Monday, April 16

Taxing

Had this blog been in production in the mid to late 1990's it undoubtedly would have been dominated by a litany of parking and parking related complaints. I'm talking total and complete domination. Those parking fairies followed me around college with their ticket books as if I were Orenthal James!

I got $75 tickets for "parking on the lines" when my old behemoth car wouldn't fit inside the lines. A Campus Parking "officer" once gave me a ticket for parking in a fire lane when my car broke down there (and I was sitting in it. In the rain. At 2am. Crying). But my favorite was when I'd return to the car and find it adorned with a ticket for "expired meter" while the meter in question was still fully fed. Once I could have sworn I heard it burp.

With no appeals process in place and no recourse whatsoever, the asshole bastards of Campus Parking acted with disgusting impunity. In fact, at one point during my illustrious college career, I was to pay almost as much to The University of Maryland in parking tickets as tuition. The special exclusive article I wrote for the school paper (an audience of over 35,000) detailing the generalized cruelty and inherent intellectual challenges of the Campus Parking department could certainly have made matters worse, but luckily enough for me, the Campus Parking staff were (and likely remain) not only as stupid as I had depicted but illiterate as well, so I escaped furthering their wrath while furthering my reputation as The Ticket Maven.

As it turns out, had I paid all of the parking tickets that I received nearly a decade ago (and possibly had I also not accused the Campus Parking department of widespread mental retardation in a very public forum), I would have had a nice chunk of cash returned to me this year from the state of Maryland. Instead, my 2006 state tax return was "intercepted" and garnished as if I were Orenthal James.



8 comments:

Anonymous said...

I get it.
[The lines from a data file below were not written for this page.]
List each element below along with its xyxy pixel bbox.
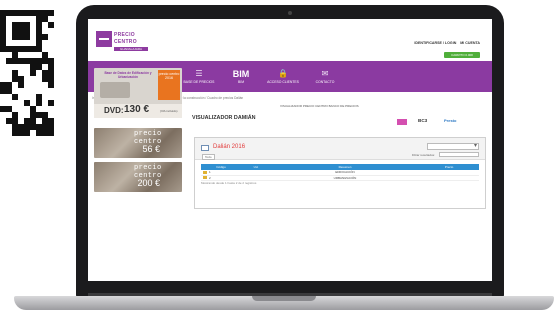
viewer-title: Dalián 2016 [213, 144, 246, 150]
bim-icon: BIM [232, 69, 250, 79]
dvd-box-image [100, 82, 130, 98]
nav-label: ACCESO CLIENTES [267, 80, 299, 84]
nav-item-contacto[interactable]: ✉ CONTACTO [304, 61, 346, 92]
contact-icon: ✉ [321, 69, 329, 78]
price-viewer: Dalián 2016 Filtrar resultados: Todo Cód… [194, 137, 486, 209]
webcam-icon [288, 11, 292, 15]
logo-mark-icon [96, 31, 112, 47]
banner-price: 200 € [137, 178, 160, 188]
qr-module [48, 130, 54, 136]
nav-label: BIM [237, 80, 245, 84]
banner-database-dvd[interactable]: Base de Datos de Edificación y Urbanizac… [94, 68, 182, 118]
banner-precio-centro-56[interactable]: precio centro 56 € [94, 128, 182, 158]
nav-item-bim[interactable]: BIM BIM [220, 61, 262, 92]
download-button[interactable] [397, 119, 407, 125]
viewer-icon [201, 145, 209, 151]
price-table: Código Ud. Resumen Precio 1 EDIFICACIÓN [201, 164, 479, 181]
table-cell: 2 [201, 175, 241, 181]
viewer-select[interactable] [427, 142, 479, 150]
banner-title: Base de Datos de Edificación y Urbanizac… [104, 71, 152, 79]
table-footer: Mostrando desde 1 hasta 2 de 2 registros [201, 181, 257, 185]
database-icon: ☰ [195, 69, 203, 78]
search-input[interactable] [439, 152, 479, 157]
login-link[interactable]: IDENTIFICARSE / LOGIN [414, 41, 456, 45]
site-logo[interactable]: PRECIO CENTRO GUADALAJARA [96, 31, 150, 57]
code-value: 2 [209, 175, 211, 180]
nav-item-base-precios[interactable]: ☰ BASE DE PRECIOS [178, 61, 220, 92]
nav-label: CONTACTO [315, 80, 335, 84]
scene: PRECIO CENTRO GUADALAJARA IDENTIFICARSE … [0, 0, 555, 314]
nav-item-acceso-clientes[interactable]: 🔒 ACCESO CLIENTES [262, 61, 304, 92]
code-value: 1 [209, 170, 211, 175]
bc3-logo[interactable]: BC3 [418, 118, 427, 123]
account-links: IDENTIFICARSE / LOGIN MI CUENTA [414, 41, 480, 45]
folder-icon [203, 176, 207, 180]
table-row[interactable]: 2 URBANIZACIÓN [201, 175, 479, 181]
cart-button[interactable]: CARRITO 0.00€ [444, 52, 480, 58]
logo-text-line2: CENTRO [114, 39, 137, 45]
table-cell: URBANIZACIÓN [271, 175, 419, 181]
banner-badge: precio centro 2016 [158, 70, 180, 100]
table-cell [419, 175, 479, 181]
qr-code [0, 10, 54, 138]
banner-precio-centro-200[interactable]: precio centro 200 € [94, 162, 182, 192]
presto-logo[interactable]: Presto [444, 118, 456, 123]
nav-label: BASE DE PRECIOS [183, 80, 215, 84]
lock-icon: 🔒 [278, 69, 288, 78]
folder-icon [203, 170, 207, 174]
laptop-base [14, 296, 554, 310]
search-label: Filtrar resultados: [411, 153, 435, 157]
all-button[interactable]: Todo [202, 154, 215, 160]
banner-price-row: DVD: 130 € (IVA incluido) [94, 104, 182, 118]
laptop-lid: PRECIO CENTRO GUADALAJARA IDENTIFICARSE … [76, 5, 504, 299]
laptop-screen: PRECIO CENTRO GUADALAJARA IDENTIFICARSE … [88, 19, 492, 281]
viewer-toolbar: Dalián 2016 Filtrar resultados: Todo [195, 138, 485, 160]
site-header: PRECIO CENTRO GUADALAJARA IDENTIFICARSE … [88, 19, 492, 61]
dvd-price: 130 € [124, 104, 150, 115]
dvd-label: DVD: [104, 106, 124, 115]
viewer-top-note: VISUALIZADOR PRECIO CENTRO BANCO DE PREC… [280, 104, 359, 108]
page-title: VISUALIZADOR DAMIÁN [192, 115, 256, 121]
price-note: (IVA incluido) [160, 109, 178, 113]
banner-price: 56 € [142, 144, 160, 154]
table-cell [241, 175, 271, 181]
logo-tag: GUADALAJARA [114, 47, 148, 51]
logo-text-line1: PRECIO [114, 32, 135, 38]
my-account-link[interactable]: MI CUENTA [460, 41, 480, 45]
laptop-notch [252, 296, 316, 301]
They're nickel-and-diming you (those dirty bastards)

I used to have this plan for a product of a private "boot" that you could put on your wheels so that the city could never boot you or tow your car themselves. I got booted a lot when I lived in Dupont circle, and no, that's not code for anything.

Anonymous said...

Garnished, huh? With like carrot curls or cherry tomato roses?

that girl said...

college park, eh? when i lived down there i heard that the only city in the US that issued more tickets was san francisco.

Lola said...

wow.. it took them this long to catch up to you... and then wham.. bastards.

RunninOnEmpty said...

Serious?? No way! I actually had my graduate degree held up until I paid a 10 year old parking ticket. Should've picked a different school I guess.

Scottie said...

Nice! I can't believe they waited this long. Isn't it past some statute of limitations?

NoodleP said...

ok - so what is with you and tickets. And 10 years after the fact is total crap!

dara said...

When I was in my last semester of law school at Florida, I had to leave campus at lunchtime for my internship, but when I had to be back for class in the late afternoon, there was never any parking. Sure, you could drive around the parking lots for an hour or more hoping to find someone going to their car, but the odds of success were about 1:100, and I'd miss class by doing that. So, since I had a small car, I started creatively inventing spots -- you know, parking in places where it didn't clearly state that I couldn't park.

The end result, of course, was that for about two weeks, I got a parking ticket every single day. I actually paid the tickets, though, since they were only about $15 each.

Then I got a note saying that if I got another ticket, I wouldn't graduate. I was annoyed with this, considering it was the same school that let football tailgaters -- and not students -- park at the law school library the weekend before finals.

So, choosing the lesser of two evils, I started skipping class. I got a C+ in Family Law, but I still managed to graduate.

I think the point of this is that parking ticket hassles are common to everywhere with a big college. But maybe I was just venting.